Admiral Forrest Sherman: A Very Considerate CNO

By Richard T. Boverie, USAF (Ret.) '54

In January 2006, the USS Forrest Sherman (DDG 98), an Aegis guided-missile destroyer, was commissioned in Pensacola. The ship's namesake, Admiral Forrest Sherman, was a remarkable Navy officer who, incidentally, received his wings at Pensacola. In November 1949, he became the youngest officer ever to serve as Chief of Naval Operations. Admiral Sherman died in July 1951.

In addition to admiring this exceptional officer's enormous military contributions, I have a warm personal recollection about Admiral Sherman, despite the fact that I had never met him. When I was told as a plebe in 1950 that I had to have a coffee chit to drink coffee, in my naivete I decided to write directly to the CNO, Admiral Sherman, figuring that no upperclassman would deny a chit from him.
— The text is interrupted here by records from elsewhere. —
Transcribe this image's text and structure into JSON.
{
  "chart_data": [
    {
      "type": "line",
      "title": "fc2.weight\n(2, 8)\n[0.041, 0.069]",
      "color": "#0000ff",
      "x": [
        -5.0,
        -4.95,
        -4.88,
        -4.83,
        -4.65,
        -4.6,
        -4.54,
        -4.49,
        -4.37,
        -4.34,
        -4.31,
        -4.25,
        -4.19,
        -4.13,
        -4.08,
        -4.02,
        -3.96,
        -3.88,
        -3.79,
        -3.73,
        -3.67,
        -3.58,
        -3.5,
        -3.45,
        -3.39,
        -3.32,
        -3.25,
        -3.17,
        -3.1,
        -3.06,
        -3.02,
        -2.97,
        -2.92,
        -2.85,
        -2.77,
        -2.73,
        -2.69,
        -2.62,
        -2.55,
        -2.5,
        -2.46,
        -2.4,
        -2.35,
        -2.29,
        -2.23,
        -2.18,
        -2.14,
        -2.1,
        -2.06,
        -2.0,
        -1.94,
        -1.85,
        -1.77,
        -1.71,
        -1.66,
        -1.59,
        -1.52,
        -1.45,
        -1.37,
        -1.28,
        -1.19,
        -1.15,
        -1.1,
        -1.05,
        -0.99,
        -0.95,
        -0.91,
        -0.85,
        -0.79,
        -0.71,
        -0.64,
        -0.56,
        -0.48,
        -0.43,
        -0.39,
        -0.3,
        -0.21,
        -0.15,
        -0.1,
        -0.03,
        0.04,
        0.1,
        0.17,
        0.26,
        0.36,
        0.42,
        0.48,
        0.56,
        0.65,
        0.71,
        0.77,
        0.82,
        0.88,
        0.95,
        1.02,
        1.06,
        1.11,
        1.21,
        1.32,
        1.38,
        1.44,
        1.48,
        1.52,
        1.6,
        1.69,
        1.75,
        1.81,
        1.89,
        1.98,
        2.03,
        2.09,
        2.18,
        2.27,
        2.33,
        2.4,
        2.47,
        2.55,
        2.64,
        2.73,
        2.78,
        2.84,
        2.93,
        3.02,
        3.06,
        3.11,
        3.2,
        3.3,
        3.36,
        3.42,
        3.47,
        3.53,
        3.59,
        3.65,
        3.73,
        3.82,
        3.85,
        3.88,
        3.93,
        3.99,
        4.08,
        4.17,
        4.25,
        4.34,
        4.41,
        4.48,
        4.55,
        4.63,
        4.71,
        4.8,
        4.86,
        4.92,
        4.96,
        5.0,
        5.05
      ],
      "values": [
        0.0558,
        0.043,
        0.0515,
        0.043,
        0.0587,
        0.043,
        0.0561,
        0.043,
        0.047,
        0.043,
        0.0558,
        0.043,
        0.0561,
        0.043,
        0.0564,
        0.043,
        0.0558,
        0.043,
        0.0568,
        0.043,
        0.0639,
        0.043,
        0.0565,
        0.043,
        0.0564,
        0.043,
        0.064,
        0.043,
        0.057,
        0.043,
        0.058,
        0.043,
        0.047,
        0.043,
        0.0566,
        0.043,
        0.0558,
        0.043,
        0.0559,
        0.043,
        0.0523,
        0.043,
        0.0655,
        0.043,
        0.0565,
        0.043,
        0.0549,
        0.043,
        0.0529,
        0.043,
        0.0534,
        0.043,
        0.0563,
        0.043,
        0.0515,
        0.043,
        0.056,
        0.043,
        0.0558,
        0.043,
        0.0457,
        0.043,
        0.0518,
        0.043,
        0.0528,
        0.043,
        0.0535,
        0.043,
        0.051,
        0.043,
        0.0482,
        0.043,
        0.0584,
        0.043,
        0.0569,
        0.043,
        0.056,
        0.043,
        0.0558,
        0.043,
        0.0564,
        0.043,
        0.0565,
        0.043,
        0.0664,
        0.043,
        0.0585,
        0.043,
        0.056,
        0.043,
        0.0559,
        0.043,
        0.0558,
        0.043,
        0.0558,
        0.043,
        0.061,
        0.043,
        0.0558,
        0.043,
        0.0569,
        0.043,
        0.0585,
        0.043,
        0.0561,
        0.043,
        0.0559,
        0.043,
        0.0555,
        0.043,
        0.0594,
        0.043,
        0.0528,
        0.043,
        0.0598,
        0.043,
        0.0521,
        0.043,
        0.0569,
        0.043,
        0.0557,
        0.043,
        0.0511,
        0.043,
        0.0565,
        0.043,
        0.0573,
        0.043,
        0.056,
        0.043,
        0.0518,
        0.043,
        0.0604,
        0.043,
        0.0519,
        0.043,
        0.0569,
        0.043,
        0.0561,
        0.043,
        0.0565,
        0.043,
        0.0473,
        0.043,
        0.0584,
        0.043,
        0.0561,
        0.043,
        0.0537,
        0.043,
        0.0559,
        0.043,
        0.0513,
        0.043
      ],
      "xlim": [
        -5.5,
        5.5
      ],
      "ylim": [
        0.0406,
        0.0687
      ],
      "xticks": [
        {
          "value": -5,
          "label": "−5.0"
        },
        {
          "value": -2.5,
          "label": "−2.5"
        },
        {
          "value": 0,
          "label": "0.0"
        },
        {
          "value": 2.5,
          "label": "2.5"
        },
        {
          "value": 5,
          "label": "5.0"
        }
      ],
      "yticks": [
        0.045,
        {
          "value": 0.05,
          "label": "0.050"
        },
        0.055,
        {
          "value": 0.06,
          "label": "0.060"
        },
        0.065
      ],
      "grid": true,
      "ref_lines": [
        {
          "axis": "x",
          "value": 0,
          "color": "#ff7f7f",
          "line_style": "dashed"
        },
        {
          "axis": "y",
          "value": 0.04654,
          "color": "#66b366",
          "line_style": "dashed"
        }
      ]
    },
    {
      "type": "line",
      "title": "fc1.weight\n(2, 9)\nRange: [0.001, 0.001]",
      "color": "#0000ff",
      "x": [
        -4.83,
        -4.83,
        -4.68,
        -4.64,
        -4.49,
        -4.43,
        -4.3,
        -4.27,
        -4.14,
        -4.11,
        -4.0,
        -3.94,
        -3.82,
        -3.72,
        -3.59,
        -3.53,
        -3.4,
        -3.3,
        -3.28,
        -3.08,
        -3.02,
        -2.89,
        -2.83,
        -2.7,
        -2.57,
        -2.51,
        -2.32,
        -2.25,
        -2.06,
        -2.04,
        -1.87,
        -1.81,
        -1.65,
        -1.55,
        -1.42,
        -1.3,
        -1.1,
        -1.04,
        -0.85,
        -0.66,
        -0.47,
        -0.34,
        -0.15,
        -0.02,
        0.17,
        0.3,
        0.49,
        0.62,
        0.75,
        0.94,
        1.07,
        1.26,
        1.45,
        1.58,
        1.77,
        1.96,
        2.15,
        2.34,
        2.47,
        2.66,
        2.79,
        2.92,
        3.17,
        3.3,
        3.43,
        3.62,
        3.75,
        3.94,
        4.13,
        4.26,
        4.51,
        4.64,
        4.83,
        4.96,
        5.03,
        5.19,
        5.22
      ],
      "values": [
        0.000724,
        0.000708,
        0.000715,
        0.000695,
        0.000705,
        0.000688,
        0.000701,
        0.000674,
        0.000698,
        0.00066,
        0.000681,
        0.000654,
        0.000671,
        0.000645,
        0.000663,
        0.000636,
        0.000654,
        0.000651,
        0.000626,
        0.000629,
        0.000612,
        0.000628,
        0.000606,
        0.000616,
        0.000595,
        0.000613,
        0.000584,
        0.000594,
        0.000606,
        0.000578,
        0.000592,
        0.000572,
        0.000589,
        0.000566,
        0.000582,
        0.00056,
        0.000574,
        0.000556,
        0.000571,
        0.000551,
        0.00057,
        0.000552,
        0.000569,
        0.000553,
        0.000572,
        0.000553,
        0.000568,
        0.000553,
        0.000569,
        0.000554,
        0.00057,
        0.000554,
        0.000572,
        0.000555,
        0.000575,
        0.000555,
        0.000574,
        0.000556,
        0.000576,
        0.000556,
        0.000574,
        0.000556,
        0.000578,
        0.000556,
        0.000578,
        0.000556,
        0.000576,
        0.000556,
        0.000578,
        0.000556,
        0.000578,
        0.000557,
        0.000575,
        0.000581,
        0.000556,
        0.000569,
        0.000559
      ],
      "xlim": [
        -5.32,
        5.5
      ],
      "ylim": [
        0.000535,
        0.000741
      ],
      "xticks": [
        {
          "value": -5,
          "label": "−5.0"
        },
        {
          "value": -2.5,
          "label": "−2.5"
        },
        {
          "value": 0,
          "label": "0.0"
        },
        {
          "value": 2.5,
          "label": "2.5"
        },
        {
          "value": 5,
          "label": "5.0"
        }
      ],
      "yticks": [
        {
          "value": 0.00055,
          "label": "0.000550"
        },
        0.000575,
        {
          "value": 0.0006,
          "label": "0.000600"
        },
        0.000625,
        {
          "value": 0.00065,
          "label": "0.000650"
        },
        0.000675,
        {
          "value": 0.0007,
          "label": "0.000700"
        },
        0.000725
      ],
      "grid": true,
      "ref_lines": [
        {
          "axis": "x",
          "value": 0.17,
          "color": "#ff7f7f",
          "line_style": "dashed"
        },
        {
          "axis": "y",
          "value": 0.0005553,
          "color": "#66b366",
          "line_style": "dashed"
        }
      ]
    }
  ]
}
Incredibly, Admiral Sherman sent me a coffee chit on official CNO stationery and signed personally by him. In his gracious forwarding letter, Admiral Sherman said that "it is hoped that the enclosure (the coffee chit) will serve your purpose and will facilitate your relationships with the young gentlemen who are your messmates."

As I recall, when they saw the chit, some upperclassmen and officers were beside themselves either with awe or with consternation about a lowly plebe's gross ignorance of proper channels. In any event, I was edified by Admiral Sherman's kind consideration to an unknown "little guy."